You suggested passing doc and metas. But that incurs cost

Not true! I suggested this:

Pollen sees that I want to use some other renderer (beeswax). So it tells my renderer “here's a source file and an output file extension; make it happen and give me the bytes.”

Beeswax itself does indeed grab the doc and metas when it needs them; all it wants from Pollen is the two things above. And I can get those things from the three values you are passing me 👍

I have not yet added support for a define-meta

You shouldn’t have to do anything there. Again, the external renderer can check the metas if it wants to.

mbutterick commented 3 years ago

although it’s a bit suboptimal for Pollen to spend cycles hunting for a template.html.p (or whatever) that is not going to be used

I’m persuaded by what you said above that an external renderer would be a “function that takes exactly the same arguments“ as the internal renderer.
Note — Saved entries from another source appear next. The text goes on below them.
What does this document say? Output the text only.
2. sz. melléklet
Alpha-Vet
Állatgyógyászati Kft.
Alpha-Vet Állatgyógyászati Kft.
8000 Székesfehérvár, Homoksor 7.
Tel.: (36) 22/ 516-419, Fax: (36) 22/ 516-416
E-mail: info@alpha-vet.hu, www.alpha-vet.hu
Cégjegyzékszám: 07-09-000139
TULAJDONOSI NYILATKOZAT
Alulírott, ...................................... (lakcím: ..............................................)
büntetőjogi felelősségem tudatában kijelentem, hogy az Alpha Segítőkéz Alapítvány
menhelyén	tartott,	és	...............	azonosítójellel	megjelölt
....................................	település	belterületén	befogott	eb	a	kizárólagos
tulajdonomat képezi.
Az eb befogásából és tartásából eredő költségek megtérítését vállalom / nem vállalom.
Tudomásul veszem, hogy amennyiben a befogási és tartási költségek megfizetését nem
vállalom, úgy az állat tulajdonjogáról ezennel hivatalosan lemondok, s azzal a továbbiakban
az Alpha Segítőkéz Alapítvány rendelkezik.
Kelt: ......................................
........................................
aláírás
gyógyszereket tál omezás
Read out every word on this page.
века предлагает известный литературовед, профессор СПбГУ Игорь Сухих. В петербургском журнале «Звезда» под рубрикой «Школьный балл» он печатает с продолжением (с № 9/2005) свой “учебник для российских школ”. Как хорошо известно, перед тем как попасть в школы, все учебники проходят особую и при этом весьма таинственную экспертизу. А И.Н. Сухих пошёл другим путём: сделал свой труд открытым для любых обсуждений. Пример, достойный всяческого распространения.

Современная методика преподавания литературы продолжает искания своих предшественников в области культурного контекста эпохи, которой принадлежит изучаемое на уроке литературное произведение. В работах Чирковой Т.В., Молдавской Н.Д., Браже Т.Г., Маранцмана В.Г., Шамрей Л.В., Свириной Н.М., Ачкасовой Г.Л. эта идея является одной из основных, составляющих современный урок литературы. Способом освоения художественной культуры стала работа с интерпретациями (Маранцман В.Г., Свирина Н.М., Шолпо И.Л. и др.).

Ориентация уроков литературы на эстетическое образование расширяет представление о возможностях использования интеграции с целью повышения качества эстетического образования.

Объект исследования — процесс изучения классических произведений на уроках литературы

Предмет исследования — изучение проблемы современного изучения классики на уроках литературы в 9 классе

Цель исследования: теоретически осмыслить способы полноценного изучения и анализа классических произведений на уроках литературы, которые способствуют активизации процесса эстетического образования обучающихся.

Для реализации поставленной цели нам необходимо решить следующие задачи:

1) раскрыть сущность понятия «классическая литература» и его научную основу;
Beyond that, the template path is used in keys for some of the internal caches. So in that way, the template lookup pays for itself.

Not true! I suggested this:

Apologies. You’re correct; I misread.

But like I say, this is the simplest version — I consider that a virtue because it keeps the interaction with the external renderer simple — see how far you get & we can improve based on your experience.
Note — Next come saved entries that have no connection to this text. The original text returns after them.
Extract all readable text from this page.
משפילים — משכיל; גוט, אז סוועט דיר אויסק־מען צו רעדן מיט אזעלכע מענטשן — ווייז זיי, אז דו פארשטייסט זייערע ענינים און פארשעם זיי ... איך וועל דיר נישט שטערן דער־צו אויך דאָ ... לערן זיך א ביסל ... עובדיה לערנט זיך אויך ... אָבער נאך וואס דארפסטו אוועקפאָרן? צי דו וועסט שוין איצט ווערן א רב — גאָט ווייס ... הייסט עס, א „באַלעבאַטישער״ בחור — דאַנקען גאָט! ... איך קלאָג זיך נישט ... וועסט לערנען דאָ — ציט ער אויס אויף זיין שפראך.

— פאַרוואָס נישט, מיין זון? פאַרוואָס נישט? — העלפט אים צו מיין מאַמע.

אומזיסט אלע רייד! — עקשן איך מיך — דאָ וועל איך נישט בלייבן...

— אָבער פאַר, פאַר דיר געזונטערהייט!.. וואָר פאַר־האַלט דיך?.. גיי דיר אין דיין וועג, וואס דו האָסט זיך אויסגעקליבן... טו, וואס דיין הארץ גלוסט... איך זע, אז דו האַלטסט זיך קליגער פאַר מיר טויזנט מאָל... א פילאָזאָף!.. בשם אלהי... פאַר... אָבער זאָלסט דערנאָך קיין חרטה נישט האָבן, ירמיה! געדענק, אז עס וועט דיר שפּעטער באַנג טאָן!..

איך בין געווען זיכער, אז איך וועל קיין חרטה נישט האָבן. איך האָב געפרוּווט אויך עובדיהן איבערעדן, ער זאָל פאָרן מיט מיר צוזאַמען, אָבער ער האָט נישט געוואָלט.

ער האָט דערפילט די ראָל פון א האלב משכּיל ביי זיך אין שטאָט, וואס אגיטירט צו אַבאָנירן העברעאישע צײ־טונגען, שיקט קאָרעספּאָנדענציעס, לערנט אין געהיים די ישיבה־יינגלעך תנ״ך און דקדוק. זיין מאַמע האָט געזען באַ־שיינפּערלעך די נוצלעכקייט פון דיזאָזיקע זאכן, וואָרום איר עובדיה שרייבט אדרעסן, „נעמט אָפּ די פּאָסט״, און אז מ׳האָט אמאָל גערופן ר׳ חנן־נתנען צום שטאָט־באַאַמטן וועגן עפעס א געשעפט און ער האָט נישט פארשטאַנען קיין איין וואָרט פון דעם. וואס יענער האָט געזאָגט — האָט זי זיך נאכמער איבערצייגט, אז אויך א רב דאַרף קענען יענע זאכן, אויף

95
otherjoel commented 3 years ago

Preliminary results, it is working very well! Rendering via raco pollen render is working (including parallel rendering) and is much faster than when using string-based templates. Pollen project server works seamlessly also.

Here’s the external renderer I’m been testing with. For now it just has a single beeswax template file ("bw-template.html.rkt") hardcoded in:

(define (external-renderer sp tp op)
    (case (path-get-extension sp)
      [(#".pm" #".pmd")
       (let* ([doc ((dynamic-require 'pollen/core 'get-doc) sp)]
              [metas ((dynamic-require 'pollen/core 'get-metas) sp)]
              [render (dynamic-require "bw-template.html.rkt" 'render)])
         (render doc metas (string->symbol (path->string op))))]
      [else ((dynamic-require 'pollen/render 'render) sp)]))

One limitation of the current approach is that things go sideways if the external renderer tries to require any function from Pollen, because of the loading loop that happens with pollen/setup. So I now see the virtue of your original notion of supplying the renderer as a module path rather than directly as a function. I now think doing it that way would be a big improvement. For now, I can get around this by using dynamic-require to get the specific functions I need.

I like that I’m also able to use Pollen’s own render function as a fallback. This is another advantage of your implementation over what I originally proposed.

When I have time I want to do some more testing about how the Pollen cache behaves with an external renderer in the presence or absence of the normal Pollen template files (like template.html.p).

mbutterick commented 3 years ago

because of the loading loop

Hmm — maybe it will make more sense, ultimately, to make external-renderer a parameter rather than a setup value. Though that would probably mean you need to set it imperatively in a pollen.rkt, which is venturing close to the icky world of global variables.

otherjoel commented 3 years ago

Hmm — maybe it will make more sense, ultimately, to make external-renderer a parameter rather than a setup value.

Are you saying that would be preferable to passing external-renderer as a module-path (suitable for dynamic-require)?

It‘s a little fuzzy to me how setting a Pollen-define parameter in pollen.rkt (outside of the setup submodule) would have any effect during this stage of the rendering phase.

otherjoel commented 3 years ago

I want to do some more testing about how the Pollen cache behaves with an external renderer in the presence or absence of the normal Pollen template files

No surprises here of course. But being able to supply a template-finder in addition to external-renderer would be nice, so that touching things the external renderer uses for rendering a particular file will naturally invalidate the cache.